THE CHALLENGE
Strain sensing has the potential to revolutionize biomedicine and how we collect data regarding physiological conditions, but technologies available right now have notable limitations. Current metal or silicon-based strain sensors cannot sense small deformations (less than 5%) and are not biocompatible; as a result, they are not suitable for monitoring human health. These strain sensors are usually not very flexible and cannot be woven onto fabrics for use in wearable devices. They also have a comparatively low strain sensing range unless consumers opt for more expensive models.
OUR SOLUTION
Xiaoting Jia and her team at Virginia Tech have developed a novel, stretchable polymer fiber that can measure strain, is biocompatible, and can be woven into fabrics or configured into a mesh to map strain distribution across multiple dimensions. By innovatively using the process of thermal drawing and doping, the inventors have created a polymer fiber that has multiple modes of operation to measure strain. It remarkably provides a strain sensing range of 400% and is stable over one thousand cycles.

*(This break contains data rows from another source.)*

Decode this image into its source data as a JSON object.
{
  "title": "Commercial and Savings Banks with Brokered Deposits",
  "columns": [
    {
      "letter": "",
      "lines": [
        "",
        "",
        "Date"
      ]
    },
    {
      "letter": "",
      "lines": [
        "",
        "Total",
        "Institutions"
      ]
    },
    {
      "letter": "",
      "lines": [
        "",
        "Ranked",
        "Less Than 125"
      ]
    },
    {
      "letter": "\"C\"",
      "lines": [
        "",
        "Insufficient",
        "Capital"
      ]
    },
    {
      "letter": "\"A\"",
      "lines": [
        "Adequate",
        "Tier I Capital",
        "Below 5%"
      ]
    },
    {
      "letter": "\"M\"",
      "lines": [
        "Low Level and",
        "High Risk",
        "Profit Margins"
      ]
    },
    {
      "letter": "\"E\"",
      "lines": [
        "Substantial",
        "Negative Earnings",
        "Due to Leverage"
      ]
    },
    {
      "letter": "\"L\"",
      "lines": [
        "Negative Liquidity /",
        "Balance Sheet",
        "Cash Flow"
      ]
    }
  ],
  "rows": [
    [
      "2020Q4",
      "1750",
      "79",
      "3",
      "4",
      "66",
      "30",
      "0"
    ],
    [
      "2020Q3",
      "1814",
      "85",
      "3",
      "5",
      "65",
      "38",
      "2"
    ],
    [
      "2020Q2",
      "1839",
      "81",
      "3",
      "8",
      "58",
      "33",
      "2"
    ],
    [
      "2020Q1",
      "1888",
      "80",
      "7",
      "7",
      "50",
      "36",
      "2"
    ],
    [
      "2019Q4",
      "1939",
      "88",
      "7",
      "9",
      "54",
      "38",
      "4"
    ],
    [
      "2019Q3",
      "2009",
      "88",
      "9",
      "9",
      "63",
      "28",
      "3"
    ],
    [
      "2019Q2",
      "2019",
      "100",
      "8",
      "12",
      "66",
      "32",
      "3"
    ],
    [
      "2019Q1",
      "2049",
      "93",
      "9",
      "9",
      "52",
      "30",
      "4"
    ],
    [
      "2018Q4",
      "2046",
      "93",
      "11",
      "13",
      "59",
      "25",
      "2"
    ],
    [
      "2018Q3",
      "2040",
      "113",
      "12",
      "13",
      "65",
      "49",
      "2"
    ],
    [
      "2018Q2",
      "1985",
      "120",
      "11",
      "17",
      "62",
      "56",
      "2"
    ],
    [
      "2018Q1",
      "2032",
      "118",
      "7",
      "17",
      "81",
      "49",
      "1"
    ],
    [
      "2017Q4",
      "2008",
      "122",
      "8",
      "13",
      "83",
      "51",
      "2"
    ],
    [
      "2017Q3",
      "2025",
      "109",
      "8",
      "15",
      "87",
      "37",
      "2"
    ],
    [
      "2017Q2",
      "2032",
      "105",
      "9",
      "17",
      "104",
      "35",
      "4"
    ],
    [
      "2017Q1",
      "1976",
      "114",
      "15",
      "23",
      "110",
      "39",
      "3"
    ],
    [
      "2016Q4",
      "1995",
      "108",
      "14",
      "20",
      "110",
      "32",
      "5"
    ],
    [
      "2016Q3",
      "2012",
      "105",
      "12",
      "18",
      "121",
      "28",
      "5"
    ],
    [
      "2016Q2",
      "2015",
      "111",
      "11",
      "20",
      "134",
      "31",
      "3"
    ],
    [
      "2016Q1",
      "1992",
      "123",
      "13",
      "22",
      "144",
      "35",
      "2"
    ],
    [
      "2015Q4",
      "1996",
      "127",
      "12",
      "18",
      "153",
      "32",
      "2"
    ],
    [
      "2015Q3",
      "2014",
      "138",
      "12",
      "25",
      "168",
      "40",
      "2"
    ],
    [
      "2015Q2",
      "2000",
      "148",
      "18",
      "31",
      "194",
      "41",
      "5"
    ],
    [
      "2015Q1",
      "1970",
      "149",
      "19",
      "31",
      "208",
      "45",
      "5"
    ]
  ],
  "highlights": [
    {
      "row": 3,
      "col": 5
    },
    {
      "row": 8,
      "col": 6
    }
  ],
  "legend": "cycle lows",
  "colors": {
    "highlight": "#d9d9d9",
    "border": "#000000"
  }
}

The biocompatibility of these fibers was tested by mounting the engineered mesh on a pig bladder to observe physiological function and measure any reactions, and those tests were quite successful. The strain sensor can be used for a wide variety of applications across biomedical devices and wearable devices. The fiber can also be attached to robotics and prosthetics and provide feedback control of its movement and interactions.